The Philippine Star

Bill vs e-sabong gets House nod on final reading

- By DELON PORCALLA

With 185 votes, the House of Representa­tives on Monday approved on third and final reading a bill that aims to end the proliferat­ion of unlawful electronic sabong (cockfighti­ng) or e-sabong by strengthen­ing and expanding the mandate of the Games and Amusement Board (GAB).

Lawmakers stamped their approval on House Bill 8910, a consolidat­ion of two other bills (HBs 4843 and 6983) of Reps. Rodel Batocabe (AKO Bicol party-list, deceased) and Winston Castelo (Quezon City) and Joseph Bernos (Abra), respective­ly, providing more supervisor­y powers to the GAB.

The consolidat­ed measure aims to amend a 45-year-old Marcos decree where regulation­s have been provided for cockfighti­ng in 1974, but which did not foresee then the advent of a digital technology where cockfighti­ng would be borderless, if not limitless.

The borderless nature of the digital age has been taking its toll on government revenues, where cunning gamblers have devised ways to evade paying taxes – like the introducti­on and local and global proliferat­ion of what is now popularly called e-sabong.

Administra­tion lawmakers have been trying to put a stop to the proliferat­ion of e-sabong in the hopes the national government may recover millions of pesos in lost revenues borne out only of a decree that never saw a borderless environmen­t 45 years later.

Under HB 8910, supervisin­g the sports of horseracin­g and cockfighti­ng will now be placed under GAB, an agency under the Office of the President headed by former Palawan congressma­n and governor Abraham Mitra, with commission­ers Mario Masanguid and Edward Trinidad.

Mitra said the measure expands the powers of GAB for the enforcemen­t of laws relevant to profession­al sports, in connection with the developmen­t of new forms of profession­al sports and modes of betting systems because of new technology.

The bill seeks to provide GAB the mandate to regulate the proliferat­ion of an internet-based betting system for cockfighti­ng. The measure also provides GAB the authority to establish a set of uniform rules and regulation­s enforceabl­e at all cockpits in the country.

Mitra, himself a cockfight aficionado, lamented that the government gets nothing out of the live streaming of cockfights, especially since the Philippine Gamefowl Commission (PGC), which originally had jurisdicti­on over them, had been abolished.

“The national government gets nothing from this. And neither are we remitting to the Bureau of Treasury,” he said, noting it was ironic that there have been collection­s in the towns or barangays where cockfights were held.

The defunct PGC’s residual functions and responsibi­lities have been absorbed by GAB.

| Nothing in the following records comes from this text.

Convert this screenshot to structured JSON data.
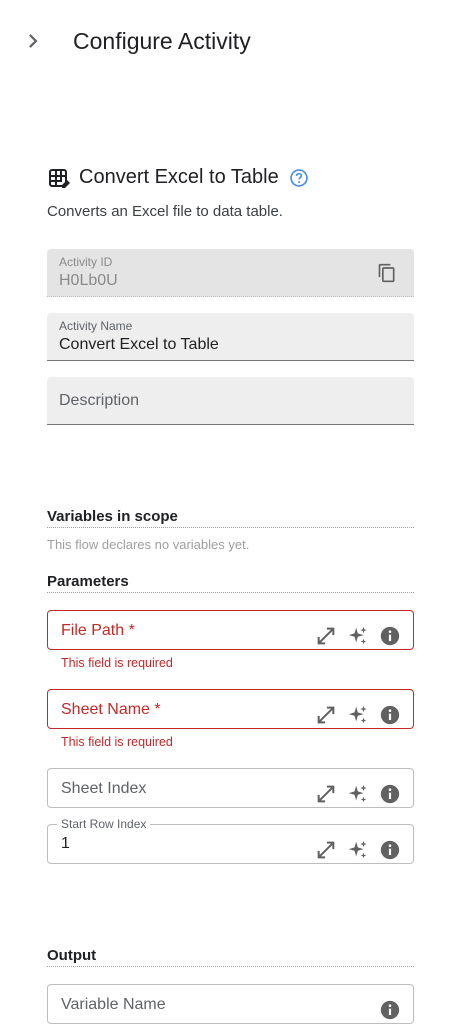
{
  "header": {
    "title": "Configure Activity"
  },
  "activity": {
    "title": "Convert Excel to Table",
    "description": "Converts an Excel file to data table."
  },
  "fields": {
    "activity_id": {
      "label": "Activity ID",
      "value": "H0Lb0U"
    },
    "activity_name": {
      "label": "Activity Name",
      "value": "Convert Excel to Table"
    },
    "description": {
      "placeholder": "Description"
    }
  },
  "variables": {
    "heading": "Variables in scope",
    "empty_text": "This flow declares no variables yet."
  },
  "parameters": {
    "heading": "Parameters",
    "file_path": {
      "label": "File Path *",
      "error": "This field is required"
    },
    "sheet_name": {
      "label": "Sheet Name *",
      "error": "This field is required"
    },
    "sheet_index": {
      "label": "Sheet Index"
    },
    "start_row_index": {
      "label": "Start Row Index",
      "value": "1"
    }
  },
  "output": {
    "heading": "Output",
    "variable_name": {
      "placeholder": "Variable Name"
    }
  },
  "colors": {
    "accent": "#4a90e2",
    "error": "#c62828",
    "icon": "#616161"
  }
}
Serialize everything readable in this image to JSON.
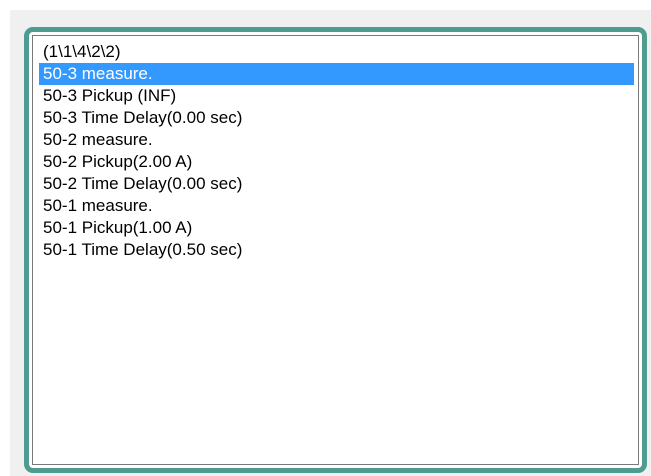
{
  "listbox": {
    "selected_index": 1,
    "items": [
      {
        "label": "(1\\1\\4\\2\\2)"
      },
      {
        "label": "50-3 measure."
      },
      {
        "label": "50-3 Pickup (INF)"
      },
      {
        "label": "50-3 Time Delay(0.00 sec)"
      },
      {
        "label": "50-2 measure."
      },
      {
        "label": "50-2 Pickup(2.00 A)"
      },
      {
        "label": "50-2 Time Delay(0.00 sec)"
      },
      {
        "label": "50-1 measure."
      },
      {
        "label": "50-1 Pickup(1.00 A)"
      },
      {
        "label": "50-1 Time Delay(0.50 sec)"
      }
    ]
  },
  "colors": {
    "frame_border": "#4e9b8f",
    "selection_background": "#3399ff",
    "selection_text": "#ffffff",
    "window_background": "#f0f0f0"
  }
}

“The problem here is that there is a loophole and it needs regulation. And e-sabong can be held every day because this is virtual reality. This is not online gambling because there is a live feed or live streaming,” the late Batocabe pointed out in a hearing last year.

“There’s no online betting here because the bets are placed in cockpit arenas,” he explained.

Camarines Sur Sports Arena owner Ricardo Magtuto admitted it can be held daily, on top of the legal cockfights on Sundays and holidays.

Magtuto told lawmakers this can be done “every day” for as long as there is a live feed from operator Global Cockfight Live to where they “subscribe,” and which has secured a permit from the Philippine Amusement and Gaming Corp.

This shocked Abang Lingkod party-list Rep. Joseph Stephen Paduano.

“The government gets nothing from all these. You can just imagine those who engage in e-sabong from Saudi Arabia and Dubai alone. At most, GAB only gets P90,000 while they get millions.”

As a matter of policy, Mitra said they get P300 per sultada (round of cockfighti­ng).